И никто больше не станет накручивать деревянную ручку патефона, сладко, до головокруженья вдыхая запах его бархатного диска — цвета граната, а то малахита, и рио-рита больше уже никогда не свяжет партнеров в нежном и плотном объятье, не запустит мелькать их беспечные, вскоре истлевшие в братских могилах ножки, а новые пластинки с красивой наклейкой цвета берлинской (тоже трофейной) бирюзы уже никогда не взбудоражат слуха вражьим и одновременно очень эротическим «ихь либе дихь», и скромненький синий платочек, заглушая чужую речь, не заставит уж более девятнадцатилетних медсестер портить плойкой свои чудесные белокурые волосы и подкладывать под пиджаки, перелицованные из немецких мундиров, огромные — дополнением к своим маленьким — ватиновые плечи, чтобы вечером застенчиво положить руки на плечи чудом уцелевших лейтенантов.

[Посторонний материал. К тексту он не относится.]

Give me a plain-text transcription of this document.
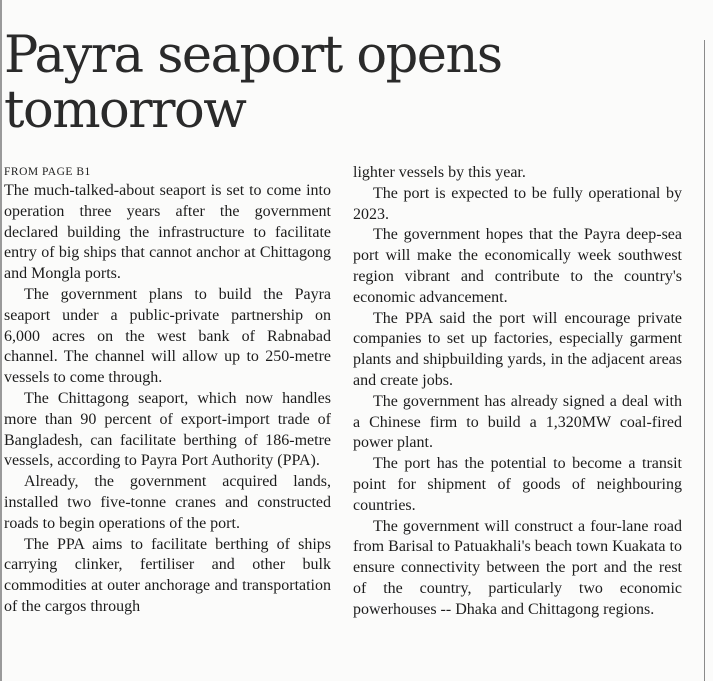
Payra seaport opens tomorrow
FROM PAGE B1

The much-talked-about seaport is set to come into operation three years after the government declared building the infrastructure to facilitate entry of big ships that cannot anchor at Chittagong and Mongla ports.

The government plans to build the Payra seaport under a public-private partnership on 6,000 acres on the west bank of Rabnabad channel. The channel will allow up to 250-metre vessels to come through.

The Chittagong seaport, which now handles more than 90 percent of export-import trade of Bangladesh, can facilitate berthing of 186-metre vessels, according to Payra Port Authority (PPA).

Already, the government acquired lands, installed two five-tonne cranes and constructed roads to begin operations of the port.

The PPA aims to facilitate berthing of ships carrying clinker, fertiliser and other bulk commodities at outer anchorage and transportation of the cargos through

lighter vessels by this year.

The port is expected to be fully operational by 2023.

The government hopes that the Payra deep-sea port will make the economically week southwest region vibrant and contribute to the country's economic advancement.

The PPA said the port will encourage private companies to set up factories, especially garment plants and shipbuilding yards, in the adjacent areas and create jobs.

The government has already signed a deal with a Chinese firm to build a 1,320MW coal-fired power plant.

The port has the potential to become a transit point for shipment of goods of neighbouring countries.

The government will construct a four-lane road from Barisal to Patuakhali's beach town Kuakata to ensure connectivity between the port and the rest of the country, particularly two economic powerhouses -- Dhaka and Chittagong regions.
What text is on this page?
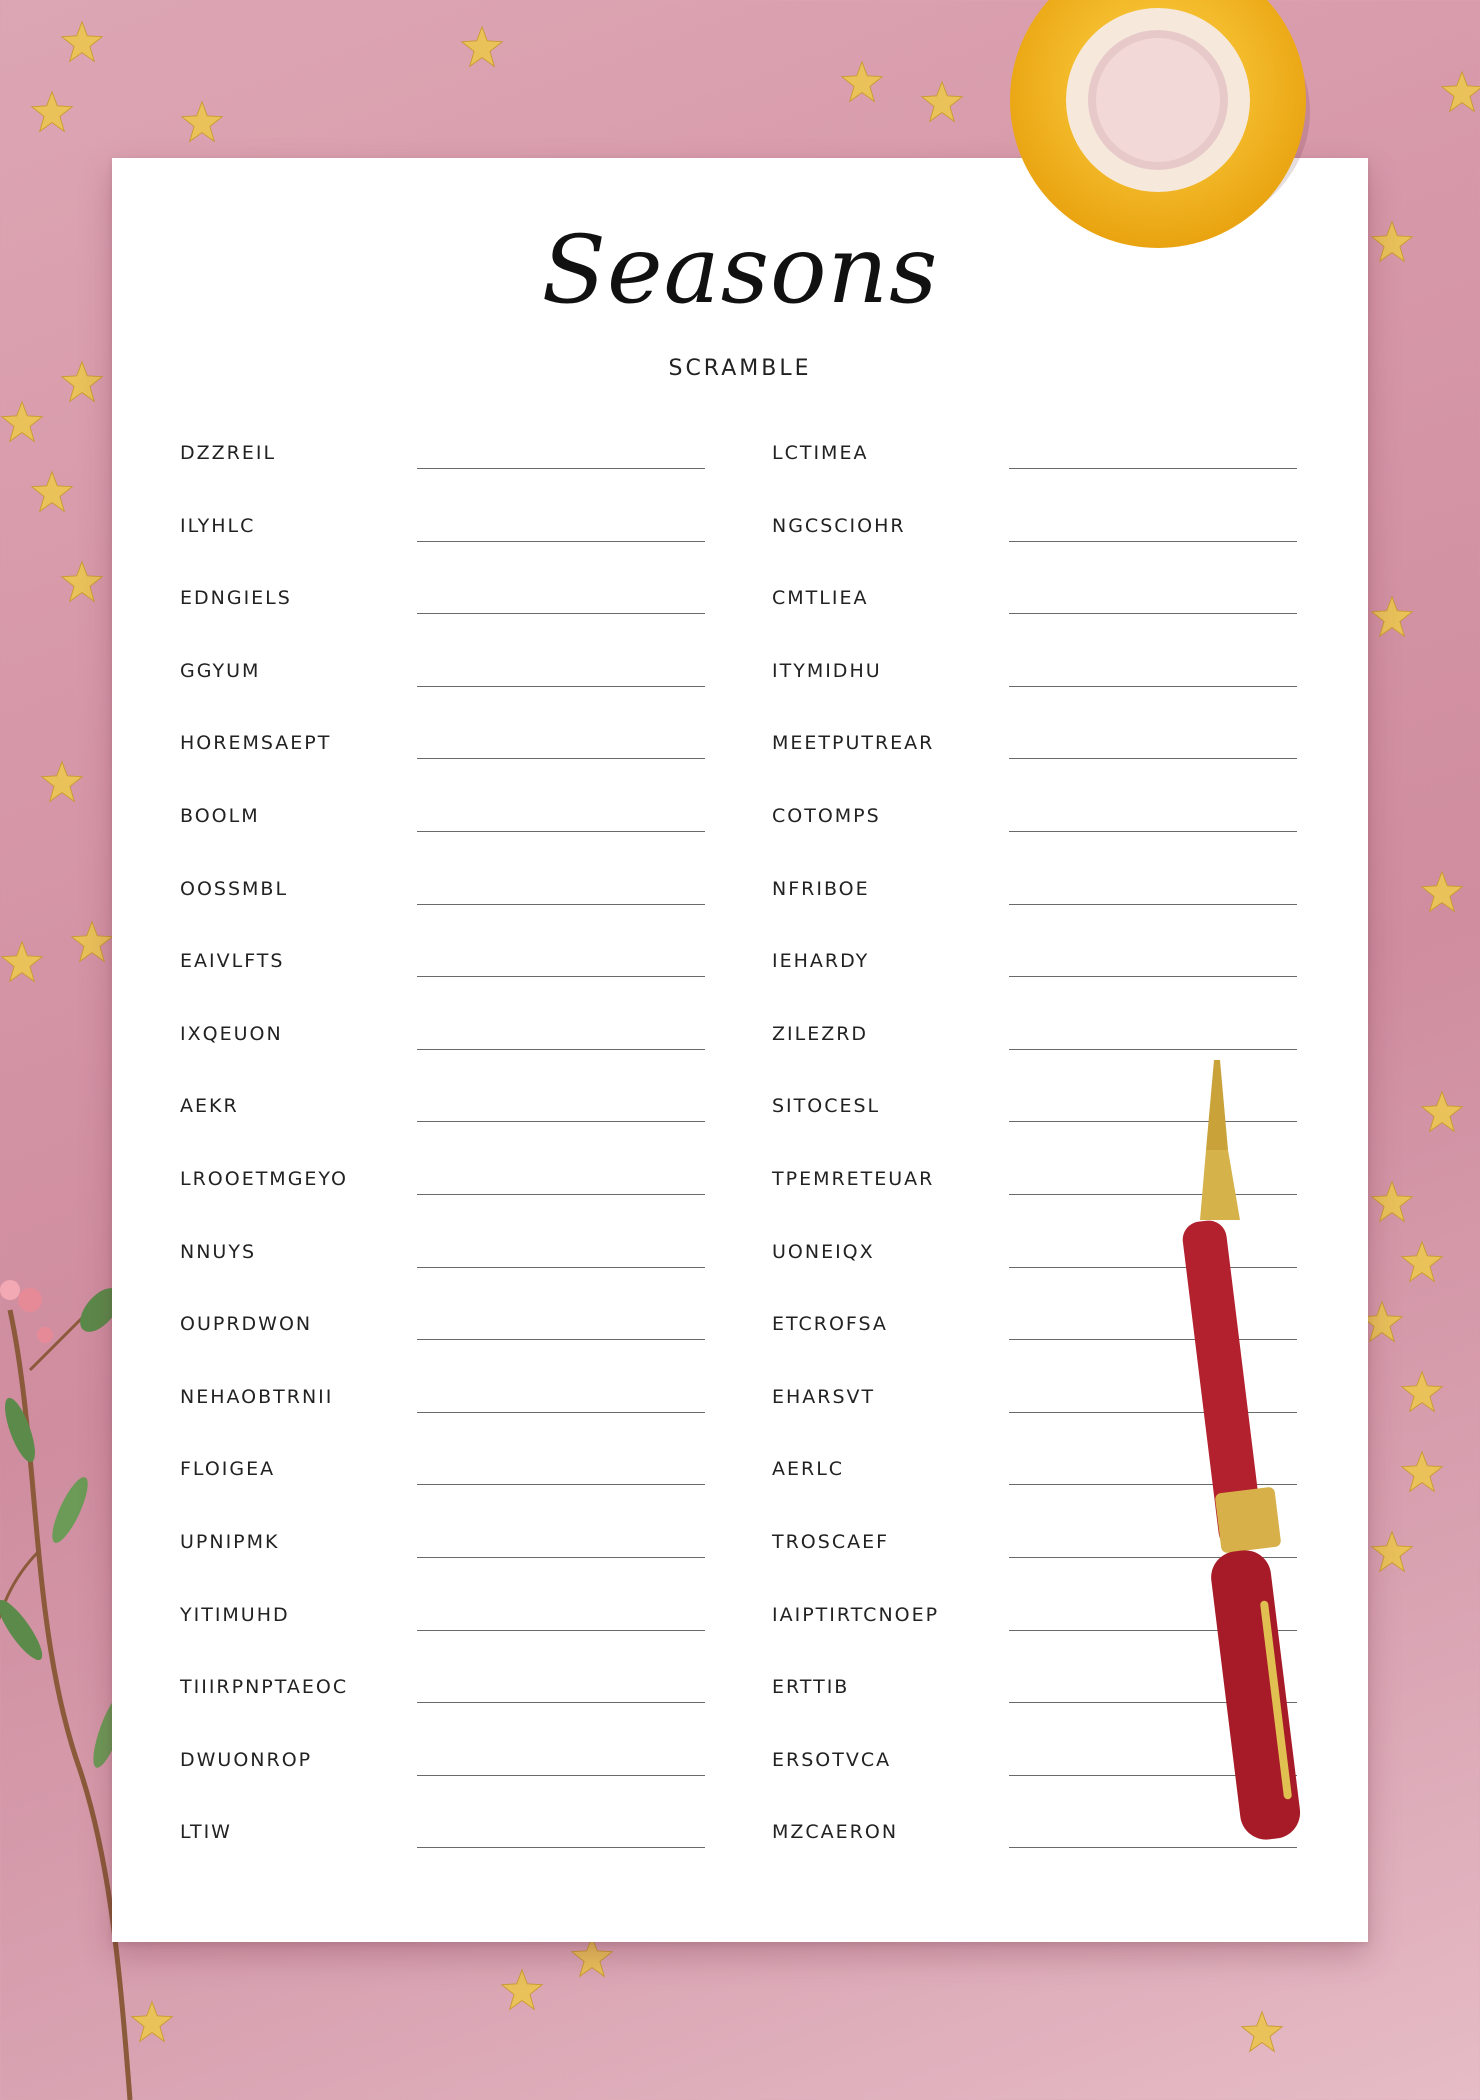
Seasons
SCRAMBLE
DZZREIL
ILYHLC
EDNGIELS
GGYUM
HOREMSAEPT
BOOLM
OOSSMBL
EAIVLFTS
IXQEUON
AEKR
LROOETMGEYO
NNUYS
OUPRDWON
NEHAOBTRNII
FLOIGEA
UPNIPMK
YITIMUHD
TIIIRPNPTAEOC
DWUONROP
LTIW
LCTIMEA
NGCSCIOHR
CMTLIEA
ITYMIDHU
MEETPUTREAR
COTOMPS
NFRIBOE
IEHARDY
ZILEZRD
SITOCESL
TPEMRETEUAR
UONEIQX
ETCROFSA
EHARSVT
AERLC
TROSCAEF
IAIPTIRTCNOEP
ERTTIB
ERSOTVCA
MZCAERON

И вслед за картавым, по-петербургски влажным мурлыканьем Вертинского, только что вынырнувшего из Леты и вновь туда возвращенного, в нее повалятся и утесовские вальсы-танго-фокстротики, и лещенковские блины, и все его Дуни, Насти-Настеньки, мои-Маши и мои-Марусечки, а их всех заглушит, задавит, сотрет в порошок и тоже сгинет в могиле этого тысячелетия роскошный баритон Теннеси Эрни Форда, все его мужские, бомбардирующие, рвущие душу шестнадцать тонн, под мощные удары которых, под этот с ума сводящий ритм нездешних улыбок, слез и объятий, — всей правотой новомодных подошв проламывая потолки нижних соседей, — вкусят свою краткую юность бесстрашные мотыльки в брюках-дудочках и плащиках-болоньях, и не будет их больше никогда, и сгинут они без следа, и не ринуться им уже во веки веков на огонь любовной лихорадки, на все эти сладким электричеством бьющие («Never know how much I love you…») песенки американской сирены Пегги Ли, потому что ни Пегги, ни любовной лихорадки больше не будет, и сколь не произноси слово «страсть», в груди жарче не станет, да и как мотыльки те выкаблучивались под всю эту чертовщину, разве кто помнит?